Power and air conditioning are something the data centre do and are pretty good at. They have large UPS systems and generators already. Whilst some of the data centres we use have dual power feeds to us, one of the crucial ones in the connectivity does not (really!). Therefore as part of our upgrades planned for early this year (2009) we will be installing some UPS equipment in the rack. This should not be necessary in a data centre! Also, a UPS is a point of failure (and they do fail). The plan is that dual power fed equipment will be fed from one feed that is from the data centre and the other via the UPS. The single feed equipment will have one of the pair on data centre power and one on the UPS. This means that if the UPS fails we still have one of everything working, and similarly if the power feed fails we have one of everything working. Unfortunately a power failure in the data centre could affect our transit providers and mean service is impacted.
We operate dual routers. We have dual L2TP routers connected to BT (for 21CN) and dual BGP routers connected to transit and peering. At present (Feb 2009) we have one router in one data centre and two in another and they work together over both of the data centres. We are in the process of moving from one data centre to another and have been for nearly a year. This was all expected to happen in a short time-scale in 2008 but delays in BT IPStream connect service on WBMC mean that we are still in the process of moving. As such we have a number of planned upgrades. At present these three routers work as a pair in each data centre and either can fail or be shut down for administration as required without any noticeable impact on service.
The longer term plan over the coming months is dual FB6000 BGP routers in the data centre. Introducing these is something that will be done carefully, one step at a time over some weeks.
Dual links to transit
We have dual links to transit. Well, strictly speaking, we have dual transit providers and dual links to those transit providers. We also have multiple peering connections some of which have dual links as well. These links connect to the separate BGP routers. The theory is that we have resilience for failure of links or transit or peering. A failure like this can mean a few seconds of disrupted routing while BGP catches up, but it is automatic.
Dual links for Ethernet customers
Part of our upgrade work is aimed at allowing for new Ethernet links to customers which we hope to be launching around April 2009. This will again mean dual routers at our end and eventually dual links to BT as well. The plan is to separate the Ethernet services from our broadband services as much as possible to allow broadband to be a sensible fall-back for Ethernet links.

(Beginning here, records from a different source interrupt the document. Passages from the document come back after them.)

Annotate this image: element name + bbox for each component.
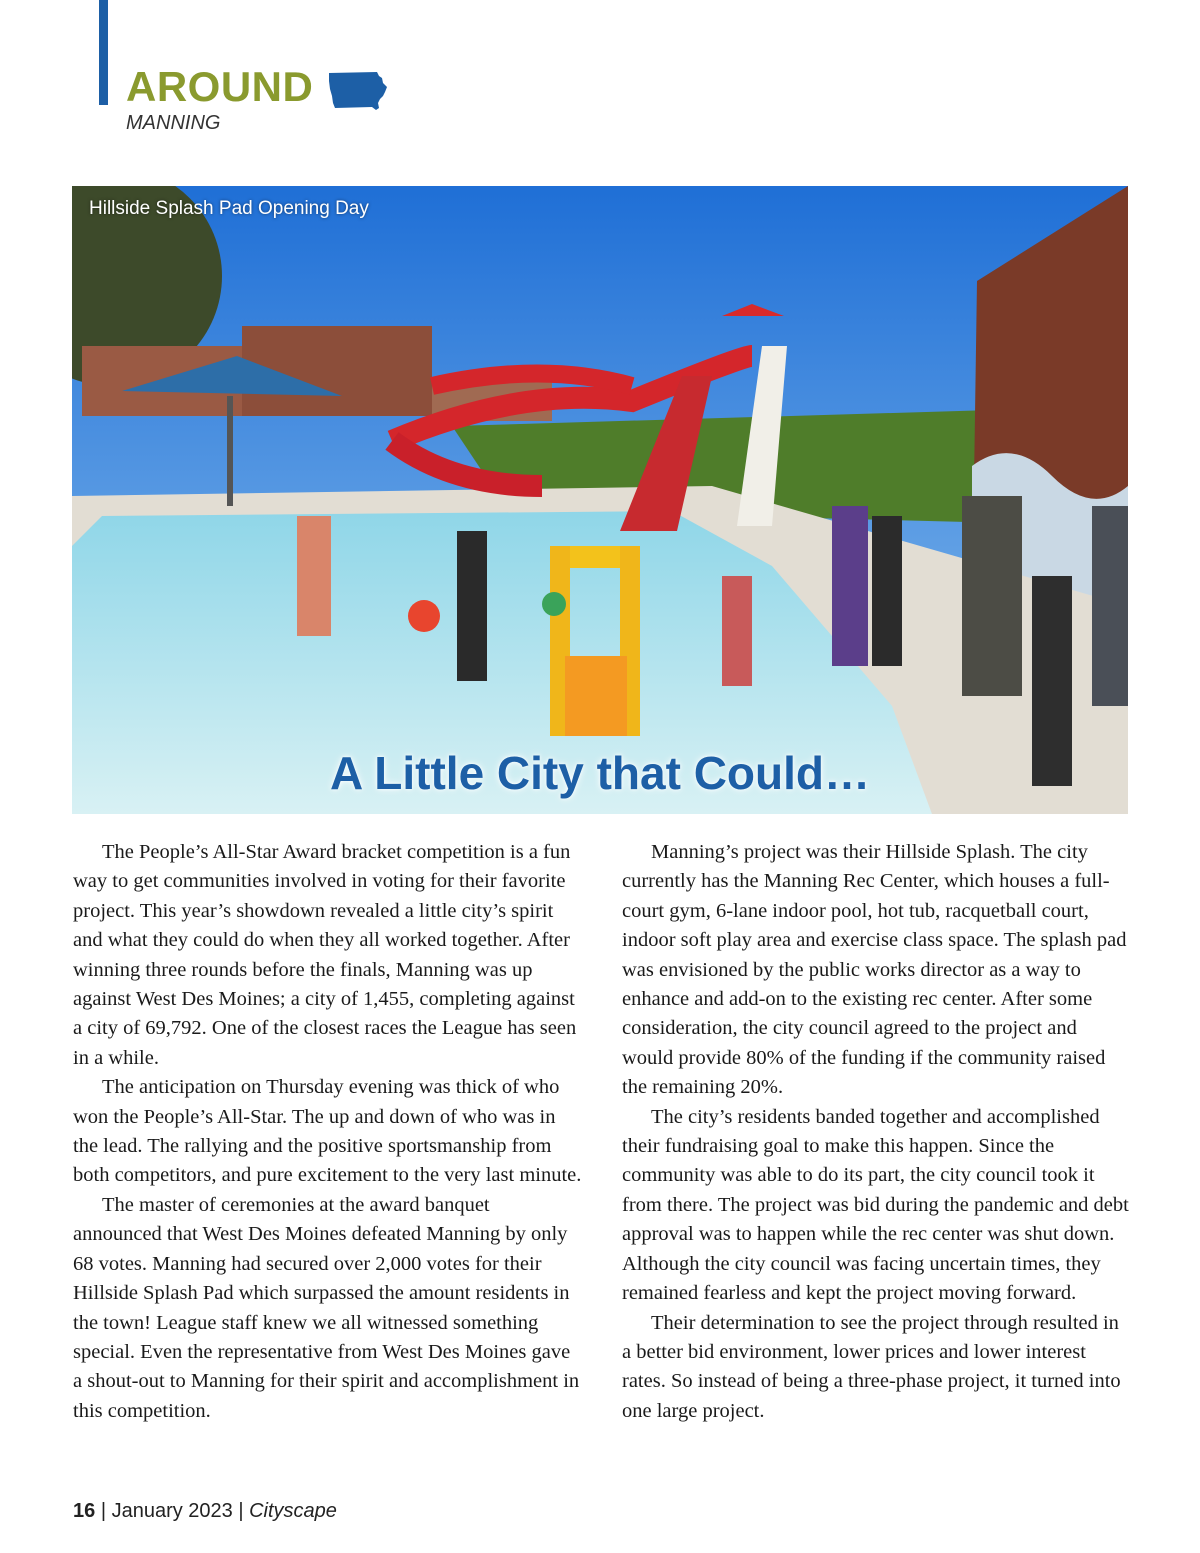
footer-separator: | <box>100 1500 107 1522</box>
article-column-right <box>622 838 1132 1426</box>
article-paragraph: Manning’s project was their Hillside Splash. The city currently has the Manning Rec Center, which houses a full-court gym, 6-lane indoor pool, hot tub, racquetball court, indoor soft play area and exercise class space. The splash pad was envisioned by the public works director as a way to enhance and add-on to the existing rec center. After some consideration, the city council agreed to the project and would provide 80% of the funding if the community raised the remaining 20%. <box>622 841 1127 1099</box>
photo-illustration <box>72 186 1128 814</box>
footer-separator: | <box>238 1500 244 1522</box>
article-paragraph: Their determination to see the project through resulted in a better bid environment, lower prices and lower interest rates. So instead of being a three-phase project, it turned into one large project. <box>622 1311 1121 1422</box>
page-number: 16 <box>73 1500 96 1522</box>
splash-pad-photo <box>72 186 1128 814</box>
article-paragraph: The anticipation on Thursday evening was thick of who won the People’s All-Star. The up and down of who was in the lead. The rallying and the positive sportsmanship from both competitors, and pure excitement to the very last minute. <box>73 1076 582 1187</box>
section-title: AROUND <box>126 63 314 110</box>
article-paragraph: The city’s residents banded together and accomplished their fundraising goal to make this happen. Since the community was able to do its part, the city council took it from there. The project was bid during the pandemic and debt approval was to happen while the rec center was shut down. Although the city council was facing uncertain times, they remained fearless and kept the project moving forward. <box>622 1105 1129 1305</box>
iowa-state-outline-icon <box>327 70 389 112</box>
header-accent-bar <box>99 0 108 105</box>
article-headline: A Little City that Could… <box>329 747 871 799</box>
photo-caption: Hillside Splash Pad Opening Day <box>89 198 369 219</box>
article-paragraph: The master of ceremonies at the award banquet announced that West Des Moines defeated Manning by only 68 votes. Manning had secured over 2,000 votes for their Hillside Splash Pad which surpassed the amount residents in the town! League staff knew we all witnessed something special. Even the representative from West Des Moines gave a shout-out to Manning for their spirit and accomplishment in this competition. <box>73 1193 580 1422</box>
page-footer <box>73 1500 337 1523</box>
article-column-left <box>73 838 583 1426</box>
section-subtitle: MANNING <box>126 112 221 134</box>
issue-date: January 2023 <box>111 1500 233 1522</box>
article-paragraph: The People’s All-Star Award bracket competition is a fun way to get communities involved in voting for their favorite project. This year’s showdown revealed a little city’s spirit and what they could do when they all worked together. After winning three rounds before the finals, Manning was up against West Des Moines; a city of 1,455, completing against a city of 69,792. One of the closest races the League has seen in a while. <box>73 841 577 1069</box>
magazine-name: Cityscape <box>249 1500 337 1522</box>
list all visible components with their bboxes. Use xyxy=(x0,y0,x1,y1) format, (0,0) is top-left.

We use dual switches to connect equipment. The dual links connect to the dual routers and dual transit feeds using the dual switches. The idea is that a switch failing will mean that one link, router and transit will all go off line and everything will work on the other. At present (Feb 2009) the setup is not fully automatic in the event of a switch failure, but the plan is that this will be fully automatic and tested within the next few months. As this is a live service we take the upgrades very carefully, one step at a time.